‘And yours?’
Lawford took a deep breath, gazing mutely, forlornly, into the lovely untroubled peace of her eyes, and without the least warning tears swept up into his own. With an immense effort he turned, and choking back every sound, beating back every thought, groped his way towards the square black darkness of the open door.
‘I must think, I must think,’ he managed to whisper, lifting his hand and steadying himself. He caught over his shoulder the glimpse of a curiously distorted vision, a lifted candle, and a still face gazing after him with infinitely grieved eyes, then found himself groping and stumbling down the steep, uneven staircase into the darkness of the queer old wooden and hushed and lonely house. The night air cold on his face calmed his mind. He turned and held out his hand.
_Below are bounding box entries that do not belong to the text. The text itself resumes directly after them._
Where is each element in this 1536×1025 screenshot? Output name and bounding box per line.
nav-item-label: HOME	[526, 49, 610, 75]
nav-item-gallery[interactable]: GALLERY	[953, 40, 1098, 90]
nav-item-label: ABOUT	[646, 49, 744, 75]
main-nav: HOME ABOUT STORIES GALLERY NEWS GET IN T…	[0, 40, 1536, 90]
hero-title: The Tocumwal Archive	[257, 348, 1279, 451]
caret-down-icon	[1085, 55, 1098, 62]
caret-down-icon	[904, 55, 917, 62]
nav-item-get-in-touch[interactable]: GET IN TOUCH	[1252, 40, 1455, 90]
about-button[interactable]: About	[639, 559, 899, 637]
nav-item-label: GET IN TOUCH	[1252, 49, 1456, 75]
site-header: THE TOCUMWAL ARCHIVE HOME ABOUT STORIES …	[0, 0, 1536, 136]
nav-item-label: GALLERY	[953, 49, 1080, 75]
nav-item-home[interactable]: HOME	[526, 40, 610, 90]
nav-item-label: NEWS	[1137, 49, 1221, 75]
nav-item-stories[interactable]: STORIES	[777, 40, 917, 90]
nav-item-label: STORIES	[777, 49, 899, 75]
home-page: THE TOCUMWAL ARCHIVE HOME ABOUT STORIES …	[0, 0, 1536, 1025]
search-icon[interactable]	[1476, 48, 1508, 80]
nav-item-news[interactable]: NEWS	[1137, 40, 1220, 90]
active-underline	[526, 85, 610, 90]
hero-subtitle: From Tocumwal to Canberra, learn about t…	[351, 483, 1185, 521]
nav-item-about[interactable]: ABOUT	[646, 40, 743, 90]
‘You’ll come again?’ Herbert was saying, with a hint of anxiety, even of apology in his voice.
Lawford nodded, with eyes fixed blankly on the candle, and turning once more, made his way slowly down the narrow green-bordered path upon which the stars rained a scattered light so feeble it seemed but as a haze that blurred the darkness. He pushed open the little white wicket and turned his face towards the soundless, leaf-crowned hill. He had advanced hardly a score of steps in the thick dust when almost as if its very silence had struck upon his ear he remembered the black broken grave with its sightless heads that lay beyond the leaves. And fear, vast and menacing, fear such as only children know, broke like a sea of darkness on his heart. He stopped dead—cold, helpless, trembling. And, in the silence he heard a faint cry behind him and light footsteps pursuing him. He turned again. In the thick close gloom beneath the enormous elm-boughs the grey eyes shone clearly visible in the face upturned to him. ‘My brother,’ she began breathlessly—‘the little French book. It was I who—who mislaid it.’
The set, stricken face listened unmoved.
‘You are ill. Come back! I am afraid you are very ill.’
‘It’s not that, not that,’ Lawford muttered; ‘don’t leave me; I am alone. Don’t question me,’ he said strangely, looking down into her face, clutching her hand; ‘only understand that I can’t, I can’t go on.’ He swept a lean arm towards the unseen churchyard. ‘I am afraid.’
The cold hand clasped his closer. ‘Hush, don’t speak! Come back; come back. I am with you, a friend, you see; come back.’
Lawford clutched her hand as a blind man in sudden peril might clutch the hand of a child. He saw nothing clearly; spoke almost without understanding his words.